AutoML Benchmark with shorter time constraints and early stopping
Israel Campero Jurado, Pieter Gijsbers, Joaquin Vanschoren
TL;DR
The paper addresses the computational burden of the AutoML Benchmark (AMLB) for tabular data and proposes evaluating with shorter budgets ($5$, $10$, $30$, and $60$ minutes) and early stopping. It evaluates $11$ AutoML frameworks on 104 OpenML tasks, using CP imputation for missing results and multiple AutoGluon configurations, and analyzes ranking stability with Critical Difference diagrams and ranking correlations. Results show framework rankings are highly stable across budgets (e.g., $r > 0.96$ between $60$ and $30$ minutes), with AutoGluon variants typically leading, while early stopping introduces more variability and potential time savings depending on framework and dataset. The findings support using shorter budgets to improve accessibility and sustainability of benchmarking, provided one accounts for framework-specific early-stopping behavior and potential trade-offs in large datasets; the work advocates broader adoption of $5$–$60$ minute benchmarks with transparent reporting.
Abstract
Automated Machine Learning (AutoML) automatically builds machine learning (ML) models on data.
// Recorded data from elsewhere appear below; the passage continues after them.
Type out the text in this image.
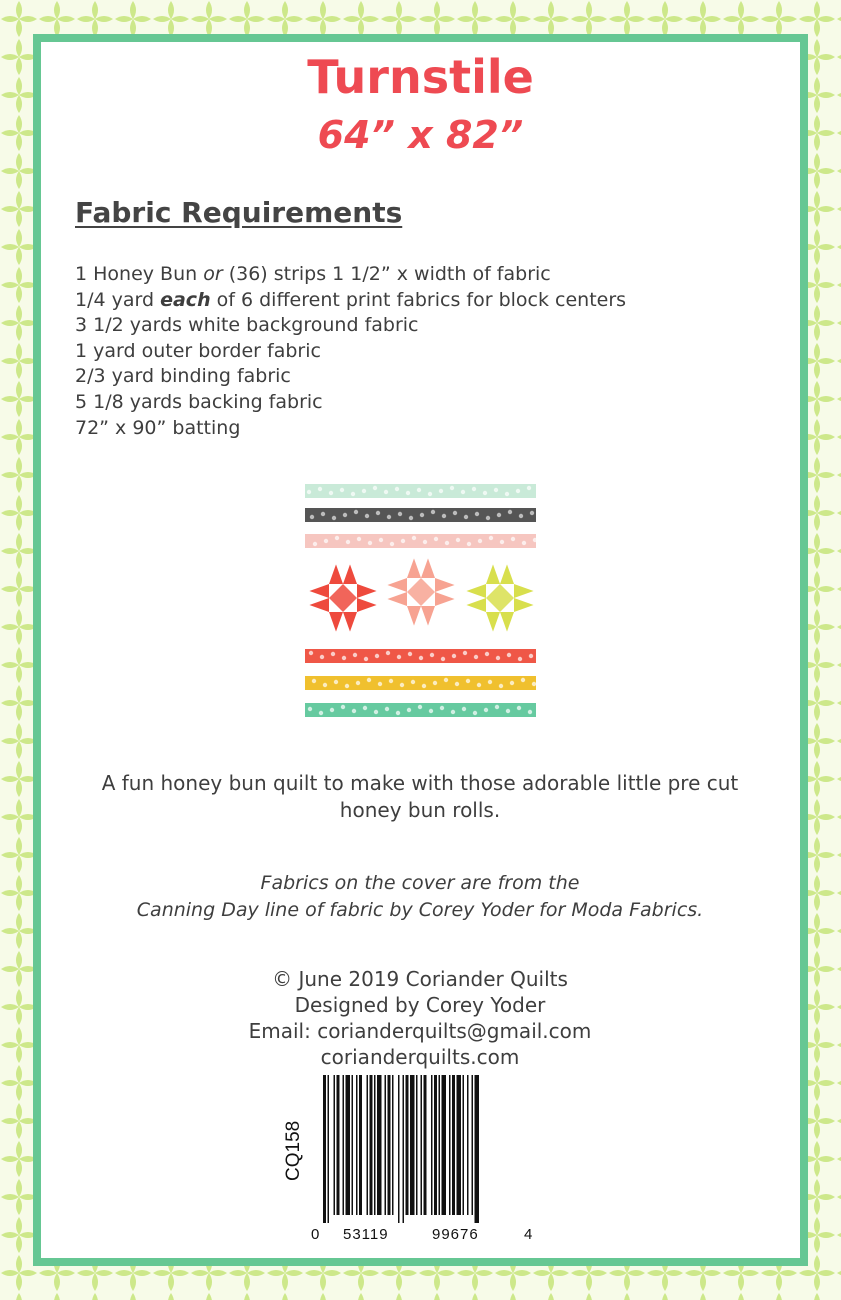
Turnstile
64” x 82”
Fabric Requirements
1 Honey Bun or (36) strips 1 1/2” x width of fabric
1/4 yard each of 6 different print fabrics for block centers
3 1/2 yards white background fabric
1 yard outer border fabric
2/3 yard binding fabric
5 1/8 yards backing fabric
72” x 90” batting

A fun honey bun quilt to make with those adorable little pre cut
honey bun rolls.

Fabrics on the cover are from the
Canning Day line of fabric by Corey Yoder for Moda Fabrics.

© June 2019 Coriander Quilts
Designed by Corey Yoder
Email: corianderquilts@gmail.com
corianderquilts.com
CQ158
0 53119	99676	4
The de facto standard for evaluating new AutoML frameworks for tabular data is the AutoML Benchmark (AMLB). AMLB proposed to evaluate AutoML frameworks using 1- and 4-hour time budgets across 104 tasks. We argue that shorter time constraints should be considered for the benchmark because of their practical value, such as when models need to be retrained with high frequency, and to make AMLB more accessible. This work considers two ways in which to reduce the overall computation used in the benchmark: smaller time constraints and the use of early stopping. We conduct evaluations of 11 AutoML frameworks on 104 tasks with different time constraints and find the relative ranking of AutoML frameworks is fairly consistent across time constraints, but that using early-stopping leads to a greater variety in model performance.